Key factors

  • There are two main methods for farming salmon: open net pens and closed systems or tanks on land.
  • By raising salmon exclusively in land-based systems or in closed containment in the sea, fish are healthier than salmon raised in open net pens.
  • Far fewer drugs and chemicals are needed, fish are safe from sea lice epidemics, and the total pollution from farms is significantly diminished.
  • Closed containment or land-based farms produce a high quality product in harmony with nature.

Open and closed containments

There are two main methods for farming salmon: using open net pens and closed systems or tanks on land. The choice of method depends on whether the farm has the ability to control inflow, drainage, and waste production.

With open net pens, vulnerability to currents and marine activity results in waste falling freely to the sea floor or into the surrounding environment, releasing with it sea lice, microbes, and viruses. With a closed system, however, farms have more control over current, oxygen content, temperature, and waste, eliminating these risks.

Juveniles raised in farms are gradually moved to ever-larger vessels and then quays / tanks in the sea or on land. By raising salmon in closed systems on land or in closed containment in the sea, they grow healthier than in open net pens, free from sea lice infestations, and in systems that must address waste and other outputs.

Land-based production costs are generally higher than in-water production, therefore these salmon farms have been developed as close as possible to markets.

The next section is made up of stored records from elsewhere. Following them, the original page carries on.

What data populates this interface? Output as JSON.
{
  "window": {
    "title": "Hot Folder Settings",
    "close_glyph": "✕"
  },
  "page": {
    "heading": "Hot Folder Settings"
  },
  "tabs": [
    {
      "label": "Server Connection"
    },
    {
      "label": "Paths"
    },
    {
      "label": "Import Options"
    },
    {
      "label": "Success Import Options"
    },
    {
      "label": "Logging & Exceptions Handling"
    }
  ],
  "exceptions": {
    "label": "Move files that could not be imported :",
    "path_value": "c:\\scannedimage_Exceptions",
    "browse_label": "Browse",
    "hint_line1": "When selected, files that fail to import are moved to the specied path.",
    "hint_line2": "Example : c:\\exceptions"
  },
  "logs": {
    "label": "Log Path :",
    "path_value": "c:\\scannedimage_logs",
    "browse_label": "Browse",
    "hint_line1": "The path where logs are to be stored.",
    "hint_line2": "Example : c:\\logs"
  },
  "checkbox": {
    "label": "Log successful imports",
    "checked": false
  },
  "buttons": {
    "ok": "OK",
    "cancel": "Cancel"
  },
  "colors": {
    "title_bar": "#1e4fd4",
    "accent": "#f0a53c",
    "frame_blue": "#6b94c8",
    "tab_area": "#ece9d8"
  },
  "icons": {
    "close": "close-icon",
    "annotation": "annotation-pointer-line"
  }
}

Such farms have proven successful in Iceland, where there is good access to water and energy, like Samherji in Öxarfjörður and Matorka in Reykjanes. While salmon farming in closed systems on land cannot yet replace salmon farming in the sea, every effort needs to be made to pursue aquaculture without damaging the environment.

Various methods are used to grow salmon in contained systems, including semi-closed netpens with a durable synthetic fabric (Akvafuture), a closed-loop tank called “the Egg,” (Marine Harvest), and a sealed well-flowing tank (Preline). All these systems are based on the purification and reuse of waste and the pumping of outside water sources free of lice.

A recent assessment of salmon farming in closed systems in Norway found that approximately half of the investment cost of a plant, based on the integration of closed and open systems, is the production license. Production cost rises even more because of high cost of sea lice treatment and attempts to reduce the environmental impact often with limited result.  Closed containment system do not have to spend funds on sea lice treatments or concession fees that is nothing else then a fee for polluting the environment

In contrast to increased costs of closed containment farming, consumers are willing to pay higher prices for certified environmentally friendly production. The government can also control development with the price of production licenses, depending on the type of farm that is proposed. There is no reason to allow farming companies control in that regard. It is unacceptable for the the Icelandic government to bend to the whim of these Norwegian farm owners, leaving the environment and its citizens to suffer the ultimate cost.

Given the impacts of open net pen farming – which include permanent damage to genetics of wild salmon stock, lice epidemics and the potentially fatal treatments imposed on farmed fish, as well as long lasting envionmental damage – it is hard to argue against utilizing closed containment systems.